Genomics insights into the global evolution and antibiotic resistance of the Mycobacterium tuberculosis complex

Abstract

Mycobacterium tuberculosis (Mtb) recently reclaimed its status as the leading global cause of death from a single infectious agent after three years of COVID-19 holding the top position. We used Mtb whole genome sequencing data (WGS) to explore the diversity of human-adapted lineages of Mtb. Using publicly available datasets, we curated and characterised a large global WGS dataset of more than 9000 Mtb strains sampled across the globe. Based on the distribution of single nucleotide polymorphisms, we performed lineage classification, drug resistance predictions and molecular clock estimations to characterise the global evolution of Mtb and create a non-redundant global reference dataset. Our data suggested that public Mtb WGS datasets are highly redundant, and redundancy minimisation is required before analysing large datasets.

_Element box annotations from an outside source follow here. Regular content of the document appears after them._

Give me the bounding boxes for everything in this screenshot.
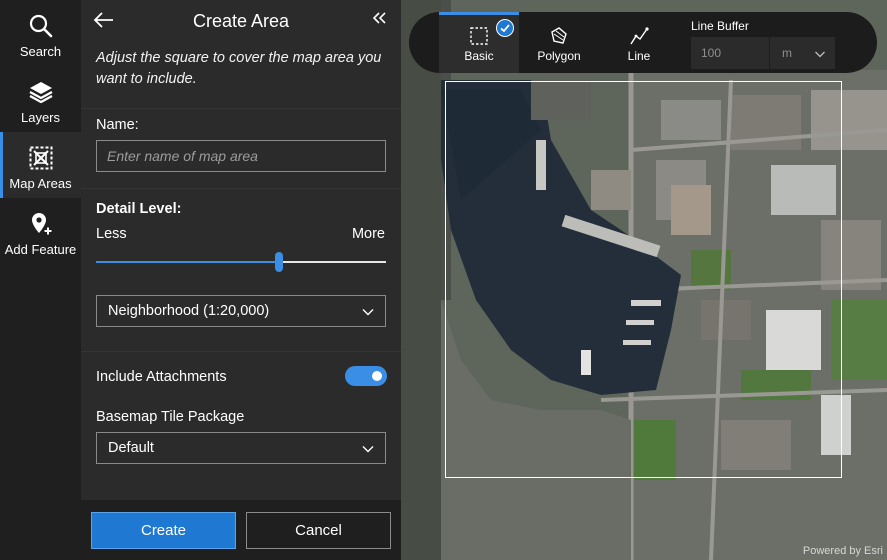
- detail-level-label: Detail Level:: [96, 201, 182, 217]
- include-attachments-label: Include Attachments: [96, 369, 227, 385]
- dropdown-value: Default: [108, 440, 154, 456]
- create-area-panel: Create Area Adjust the square to cover t…: [81, 0, 401, 500]
- buffer-unit-dropdown[interactable]: m: [770, 37, 835, 69]
- collapse-panel-icon[interactable]: [371, 10, 387, 26]
- detail-level-dropdown[interactable]: Neighborhood (1:20,000): [96, 295, 386, 327]
- rail-item-layers[interactable]: Layers: [0, 66, 81, 128]
- panel-description: Adjust the square to cover the map area …: [96, 50, 382, 87]
- rail-item-label: Add Feature: [4, 242, 77, 257]
- create-button[interactable]: Create: [91, 512, 236, 549]
- name-label: Name:: [96, 117, 139, 133]
- panel-header: Create Area: [81, 0, 401, 44]
- map-areas-icon: [27, 144, 55, 172]
- map-area-selection-box[interactable]: [445, 81, 842, 478]
- rail-item-label: Map Areas: [9, 176, 72, 191]
- search-icon: [27, 12, 55, 40]
- slider-fill: [96, 261, 279, 263]
- dropdown-value: Neighborhood (1:20,000): [108, 303, 270, 319]
- rail-item-add-feature[interactable]: Add Feature: [0, 198, 81, 260]
- checkmark-icon: [496, 19, 514, 37]
- tool-basic[interactable]: Basic: [439, 12, 519, 73]
- tool-label: Polygon: [537, 49, 581, 63]
- divider: [81, 108, 401, 109]
- rectangle-select-icon: [469, 26, 489, 46]
- toggle-knob: [372, 371, 382, 381]
- map-view[interactable]: Basic Polygon Line Line Buffer 100 m Pow…: [401, 0, 887, 560]
- chevron-down-icon: [361, 305, 375, 319]
- polygon-icon: [549, 26, 569, 46]
- nav-rail: Search Layers Map Areas Add Feature: [0, 0, 81, 560]
- detail-level-slider[interactable]: [96, 252, 386, 272]
- dropdown-value: m: [782, 46, 792, 60]
- map-area-name-input[interactable]: [96, 140, 386, 172]
- divider: [81, 351, 401, 352]
- add-feature-icon: [27, 210, 55, 238]
- slider-max-label: More: [351, 226, 385, 242]
- include-attachments-toggle[interactable]: [345, 366, 387, 386]
- divider: [81, 188, 401, 189]
- layers-icon: [27, 78, 55, 106]
- rail-item-map-areas[interactable]: Map Areas: [0, 132, 81, 198]
- basemap-tile-package-dropdown[interactable]: Default: [96, 432, 386, 464]
- line-buffer-input[interactable]: 100: [691, 37, 769, 69]
- map-attribution: Powered by Esri: [802, 545, 883, 557]
- tool-polygon[interactable]: Polygon: [519, 12, 599, 73]
- slider-thumb[interactable]: [274, 252, 283, 272]
- line-icon: [629, 26, 649, 46]
- cancel-button[interactable]: Cancel: [246, 512, 391, 549]
- line-buffer-label: Line Buffer: [691, 19, 749, 33]
- tool-label: Basic: [464, 49, 494, 63]
- chevron-down-icon: [814, 47, 826, 59]
- tool-label: Line: [627, 49, 651, 63]
- rail-item-label: Layers: [20, 110, 61, 125]
- basemap-tile-package-label: Basemap Tile Package: [96, 409, 245, 425]
- area-tool-toolbar: Basic Polygon Line Line Buffer 100 m: [409, 12, 877, 73]
- tool-line[interactable]: Line: [599, 12, 679, 73]
- chevron-down-icon: [361, 442, 375, 456]
- rail-item-search[interactable]: Search: [0, 0, 81, 62]
- page-title: Create Area: [192, 11, 290, 31]
- slider-min-label: Less: [96, 226, 127, 242]
- rail-item-label: Search: [19, 44, 62, 59]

We next sought to explore the evolutionary dynamics that shaped the genetic landscape of the African continent which has been suggested as the origins of Mtb. We demonstrate that Lineage 2 and Lineage 4 are the most dominant on the continent. Using Maximum Likelihood and Bayesian phylogenetic techniques, we mapped identified drug resistance-associated mutations to time-resolved phylogenies. We estimated that drug resistance on the continent emerged at multiple events, with the earliest emergence of drug resistance occurring in the mid-20th century. We also identified the presence of resistance mutations associated with recently introduced drugs in isolates that were sampled prior to the use of these drugs. Using Bayesian skyline coalescent inference, we observed an expansion in the Mtb population in Africa in timelines that coincided with increased migration from Europe and Asia into Africa. We also inferred a population expansion of Mtb at the time when HIV prevalence was at its peak on the continent.

We next sought to understand the evolutionary dynamics of Lineage 2 and Lineage 4 Mtb in the Southern Africa Development Community (SADC) region, a part of the continent which carries the highest burden of HIV/TB coinfection. We demonstrate that the heterogeneity of Mtb Lineage 2 diversity in the SADC region is under-characterised. We identify 13 sublineages of Lineage 2 in the region from our analysis. To explore the origins of SADC Lineage 2 and Lineage 4, we employed two phylogeographic approaches and both of them place East Asia as the origin of Lineage 2 and Europe as the origin of Lineage 4. We also infer that the two lineages were introduced through multiple introduction events with South Africa as a central hub for the dispersion of the lineages northwards. Taken together, our phylogeographic analysis and our Bayesian skyline results suggest that migration and colonialism played a role in shaping the diversity of the two Lineages in SADC.

Lastly, using mathematical models, drug susceptibility testing data and genomic data, we sought to model the epistatic dynamics that govern drug resistance in Mtb. We obtained co-dependency estimates that represent the probability of one mutation emerging after another mutation. We then created networks and traced the trajectories from drug susceptibility status to pre-XDR-TB status.